Thursday, May 29, 2008

7 Elements of Oppression

Here is a conceptual framework for oppression/privilege that I am kicking around. Feedback welcome.

  1. The targeted group is constructed by the dominant group. Who is black, who is gay, who is a woman, who is an outsider? These questions are not sui generis in the oppressed communities, rather they are created as categories by the dominant culture. Thus, you can have men who have sex with men saying they are 'not gay' because the dominant culture has constructed the category of gay as a stereotype. Thus, who is Black has been determined legally - the one drop rule.


  2. There are interconnected levels of oppression - specific interventions will not address all of them. A program designed to deconstruct individual beliefs about race and racism will not change institutionalized racism. A change in sexism corporate policy will not remove sexism from the individual employees. Legal change in gay rights does not necessarily lead to changes in societal attitudes.


  3. Power is the essential component of oppression/privilege. People of all kinds discriminate and judge, but when the dominant group does this to the subordinate group - then we see the processes of oppression/privilege coming into play.


  4. All targeted groups receive the same messages about themselves that the dominant culture receives about them. Thus, members of targeted groups have internalized to some extent the negative messages of dominant culture. Blacks have internalized racism. Gays & Lesbians have internalized heterosexism. The disabled have internalized able-ism.


  5. Membership in a dominant group brings with it unearned privilege. All men, all heterosexuals, all white folks, all upper class folks, all temporarily able-bodied folks, all native-born citizens, et alia receive privileges (usually invisible to them) because of their membership in that dominant group.
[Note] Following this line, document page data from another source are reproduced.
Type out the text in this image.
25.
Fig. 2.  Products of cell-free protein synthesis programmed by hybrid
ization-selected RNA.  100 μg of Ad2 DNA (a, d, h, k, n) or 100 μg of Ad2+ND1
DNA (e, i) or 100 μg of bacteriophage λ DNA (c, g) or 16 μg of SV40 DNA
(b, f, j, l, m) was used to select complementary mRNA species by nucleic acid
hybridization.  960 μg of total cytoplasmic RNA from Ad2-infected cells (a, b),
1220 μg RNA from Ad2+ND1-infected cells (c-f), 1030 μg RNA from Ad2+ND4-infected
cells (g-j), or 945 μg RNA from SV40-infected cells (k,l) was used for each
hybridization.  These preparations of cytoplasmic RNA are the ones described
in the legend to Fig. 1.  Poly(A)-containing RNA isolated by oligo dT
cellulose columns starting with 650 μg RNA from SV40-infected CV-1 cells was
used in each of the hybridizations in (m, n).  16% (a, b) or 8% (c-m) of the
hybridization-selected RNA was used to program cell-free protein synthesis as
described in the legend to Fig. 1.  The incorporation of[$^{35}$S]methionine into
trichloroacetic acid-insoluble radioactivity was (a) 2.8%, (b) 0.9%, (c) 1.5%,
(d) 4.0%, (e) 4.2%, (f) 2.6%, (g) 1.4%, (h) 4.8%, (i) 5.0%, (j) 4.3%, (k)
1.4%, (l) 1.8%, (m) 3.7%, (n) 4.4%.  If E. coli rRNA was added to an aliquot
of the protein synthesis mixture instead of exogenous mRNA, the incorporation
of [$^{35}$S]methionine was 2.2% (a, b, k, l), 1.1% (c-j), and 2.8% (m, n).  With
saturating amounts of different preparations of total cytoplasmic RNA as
  6. Most people belong to multiple groups, some dominant and some targeted. We all have multiple identities. While we being targeted because of our membership in one group, it is important to monitor the unearned privileges that we get because of other identities. The critiques of feminism as an upper class movement, or the civil right movement as a male movement, or the gay rights movement as a white movement are all based in leaders forgetting to monitor their dominant group memberships.


  7. Even as things improve, the historical inequalities experienced targeted groups have lasting effects. We must understand, and in some cases correct for, the historical inequalities (intentional and unintentional) that have led to an inequality in opportunity for members of target groups.